There are no crackers, no cereals, no granolas, no snack bars (UC-FamilyMember ran through the SCD-qualified Larabars, and called it quits.)

Okay, full disclosure: there is a tiny jar of sugar so I can fill the hummingbird feeder in the winter. (In the summer the hummingbirds eat from all the flowers in my garden.) And, there’s a bag of rice for when we have visitors, and a bag of quinoa for when EGE-FamilyMember craves something different from our usual IBD-AID fare. But aside from those, our pantry is rather different.

What’s well-stocked:

What you will find in my pantry includes: almond flour, coconut flour, baking soda, buckwheat flour, chickpea/garbanzo flour (also called besan). Organic, gluten-free tamari (a kind of soy sauce). Avocado oil, Coconut oil, three types of coconut milk (lite, regular, and coconut cream), and coconut aminos*. Avocado-based paleo mayonnaise, as a little luxury, because I don’t like cleaning the blender from making homemade.

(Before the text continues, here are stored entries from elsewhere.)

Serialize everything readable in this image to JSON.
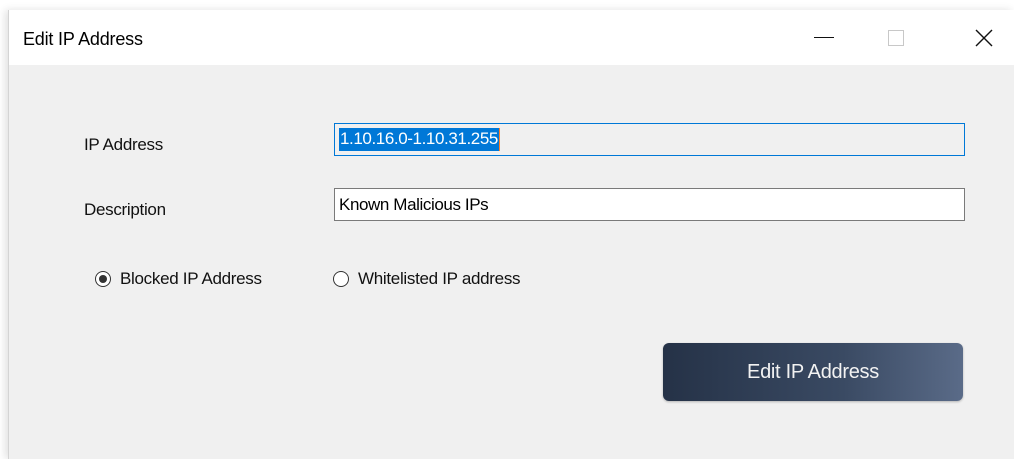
{
  "window": {
    "title": "Edit IP Address",
    "controls": {
      "minimize": "minimize-icon",
      "maximize": "maximize-icon",
      "close": "close-icon"
    }
  },
  "form": {
    "ip_label": "IP Address",
    "ip_value": "1.10.16.0-1.10.31.255",
    "description_label": "Description",
    "description_value": "Known Malicious IPs",
    "radio_options": [
      {
        "label": "Blocked IP Address",
        "selected": true
      },
      {
        "label": "Whitelisted IP address",
        "selected": false
      }
    ],
    "submit_label": "Edit IP Address"
  },
  "colors": {
    "window_background": "#f0f0f0",
    "titlebar_background": "#ffffff",
    "selection_highlight": "#0078d7",
    "button_gradient_start": "#253247",
    "button_gradient_end": "#5a6b88",
    "button_text": "#f2f2f2"
  }
}
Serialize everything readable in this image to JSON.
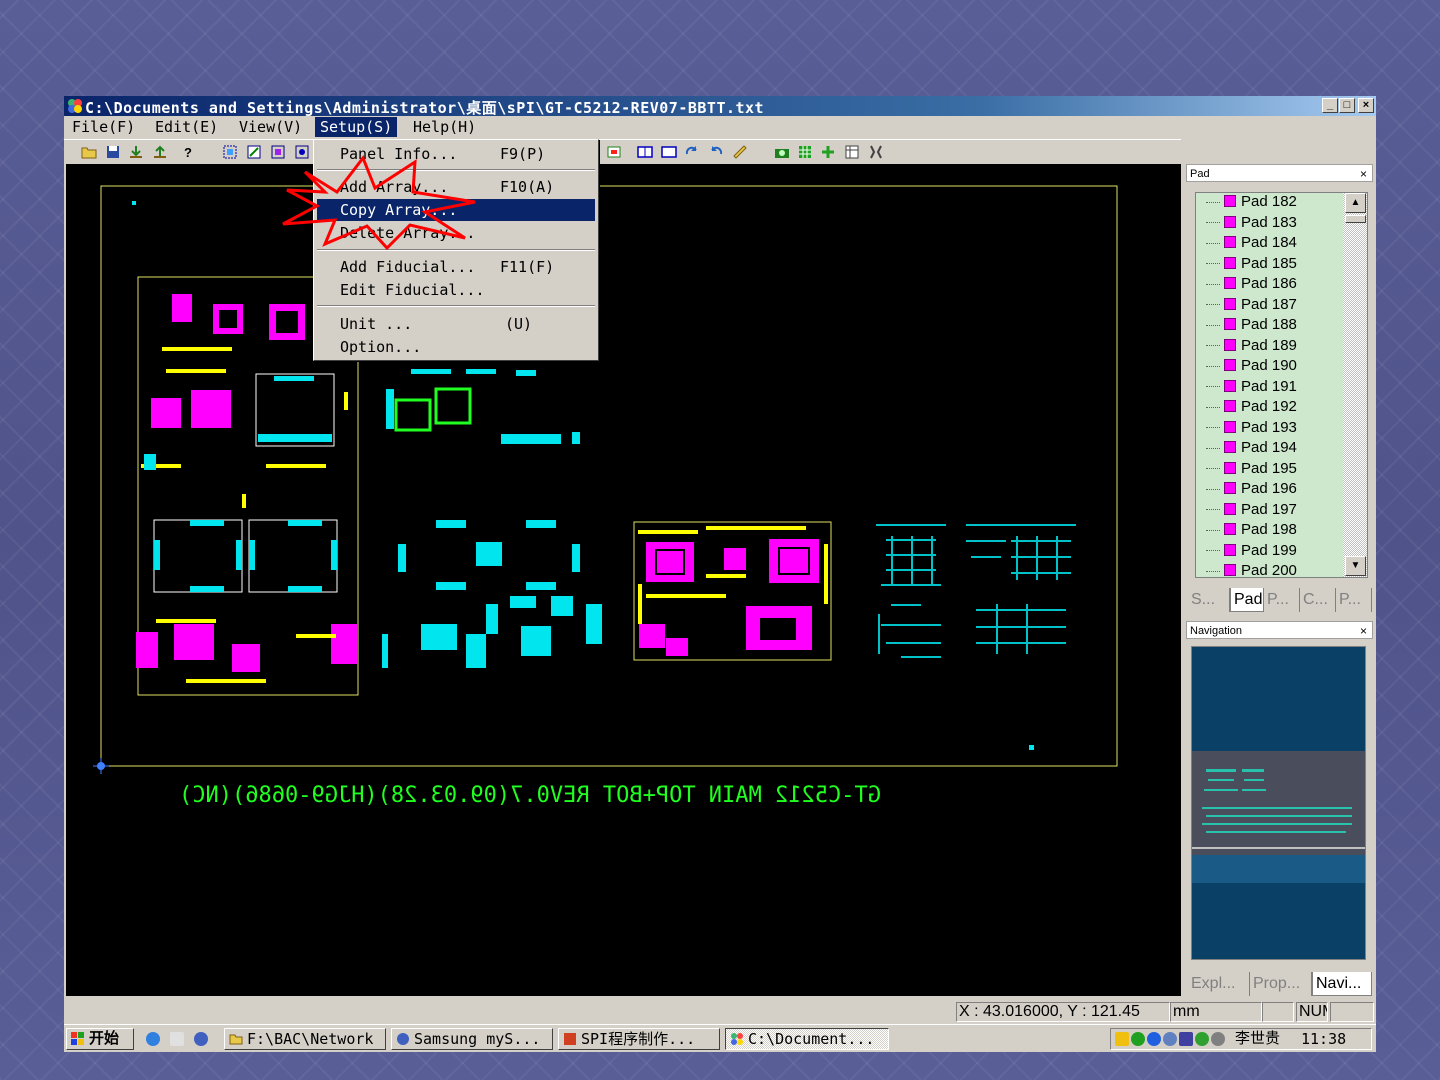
{
  "window": {
    "title": "C:\\Documents and Settings\\Administrator\\桌面\\sPI\\GT-C5212-REV07-BBTT.txt",
    "controls": {
      "minimize": "_",
      "maximize": "□",
      "close": "×"
    }
  },
  "menubar": {
    "file": "File(F)",
    "edit": "Edit(E)",
    "view": "View(V)",
    "setup": "Setup(S)",
    "help": "Help(H)"
  },
  "setup_menu": {
    "items": [
      {
        "label": "Panel Info...",
        "shortcut": "F9(P)"
      },
      {
        "label": "Add Array...",
        "shortcut": "F10(A)"
      },
      {
        "label": "Copy Array...",
        "shortcut": ""
      },
      {
        "label": "Delete Array...",
        "shortcut": ""
      },
      {
        "label": "Add Fiducial...",
        "shortcut": "F11(F)"
      },
      {
        "label": "Edit Fiducial...",
        "shortcut": ""
      },
      {
        "label": "Unit ...",
        "shortcut": "(U)"
      },
      {
        "label": "Option...",
        "shortcut": ""
      }
    ],
    "highlighted": "Copy Array..."
  },
  "canvas": {
    "board_label": "GT-C5212 MAIN TOP+BOT REV0.7(09.03.28)(HJG9-0686)(NC)"
  },
  "pad_panel": {
    "title": "Pad",
    "close": "×",
    "items": [
      "Pad 182",
      "Pad 183",
      "Pad 184",
      "Pad 185",
      "Pad 186",
      "Pad 187",
      "Pad 188",
      "Pad 189",
      "Pad 190",
      "Pad 191",
      "Pad 192",
      "Pad 193",
      "Pad 194",
      "Pad 195",
      "Pad 196",
      "Pad 197",
      "Pad 198",
      "Pad 199",
      "Pad 200"
    ],
    "tabs": [
      "S...",
      "Pad",
      "P...",
      "C...",
      "P..."
    ],
    "active_tab": "Pad"
  },
  "navigation_panel": {
    "title": "Navigation",
    "close": "×",
    "tabs": [
      "Expl...",
      "Prop...",
      "Navi..."
    ],
    "active_tab": "Navi..."
  },
  "statusbar": {
    "coords": "X : 43.016000, Y : 121.45",
    "unit": "mm",
    "num": "NUM"
  },
  "taskbar": {
    "start": "开始",
    "tasks": [
      "F:\\BAC\\Network",
      "Samsung myS...",
      "SPI程序制作...",
      "C:\\Document..."
    ],
    "active_task": "C:\\Document...",
    "user": "李世贵",
    "clock": "11:38"
  },
  "colors": {
    "pad_magenta": "#ff00ff",
    "pad_cyan": "#00e5ee",
    "board_outline": "#e0e060",
    "highlight": "#0a246a"
  }
}
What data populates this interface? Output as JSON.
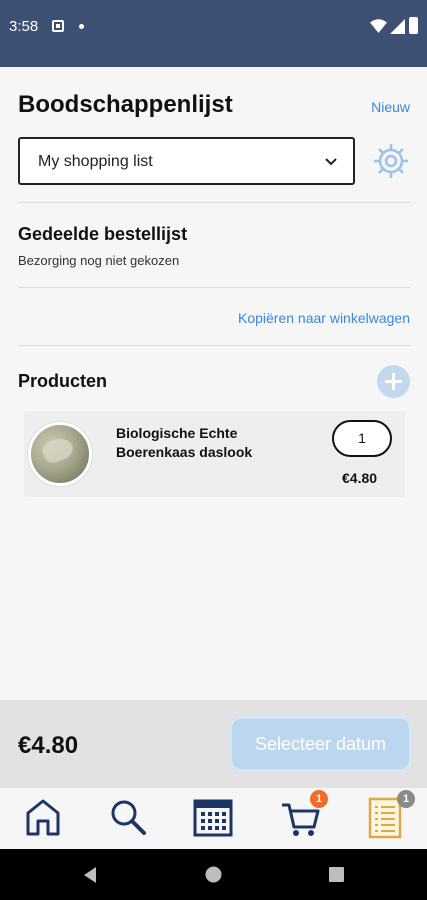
{
  "status_bar": {
    "time": "3:58"
  },
  "header": {
    "title": "Boodschappenlijst",
    "new_label": "Nieuw"
  },
  "list_select": {
    "selected": "My shopping list"
  },
  "shared_list": {
    "title": "Gedeelde bestellijst",
    "subtitle": "Bezorging nog niet gekozen"
  },
  "copy_link": "Kopiëren naar winkelwagen",
  "products": {
    "title": "Producten",
    "items": [
      {
        "name": "Biologische Echte Boerenkaas daslook",
        "quantity": "1",
        "price": "€4.80"
      }
    ]
  },
  "footer": {
    "total": "€4.80",
    "select_date_label": "Selecteer datum"
  },
  "tab_bar": {
    "tabs": [
      {
        "icon": "home-icon"
      },
      {
        "icon": "search-icon"
      },
      {
        "icon": "calendar-icon"
      },
      {
        "icon": "cart-icon",
        "badge": "1",
        "badge_color": "#f26b2a"
      },
      {
        "icon": "shopping-list-icon",
        "badge": "1",
        "badge_color": "#8a8a8a"
      }
    ]
  },
  "colors": {
    "status_bar": "#3d4f72",
    "link": "#3a87d8",
    "navy_icon": "#1d3566",
    "list_icon": "#d9a94a",
    "button_disabled": "#bcd6ef"
  }
}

My fridge has a full shelf devoted to nuts and dried fruits. My fridge door has plenty of bottled stuff, like many people’s, but all of mine are the result of careful label-reading. Flaxseed meal and chia seeds are stored in the fridge, to extend shelf life. Most of the shelves are packed with vegetables, or a few glass containers of leftovers.

My freezer is really different. There you’ll find lots of frozen cauliflower rice, for when I’m in a hurry. There is a slide-out drawer in my freezer, and it’s overflowing with zip-lock baggies with small portions of homemade sauces—like homemade oyster sauce, homemade jam—it’s easier to make a bigger batch and freeze part for later. There are frozen ingredients—like a bag of jalapeño peppers, and one of serranos, a bag containing cubes of frozen lime juice, a plastic tubbie with tablespoons of tomato paste, for when you need just a little bit. 

Also lots of portions of IBD-AID baked goods, stashed away for future snacks.

* Note: coconut aminos are SCD-illegal, and IBD-AID doesn’t approve of them. Many paleo recipes call for them, and Chef Mom used them extensively with no ill effects before discovering IBD-AID. Chef Mom now uses tamari, although UC-FamilyMember prefers coconut aminos.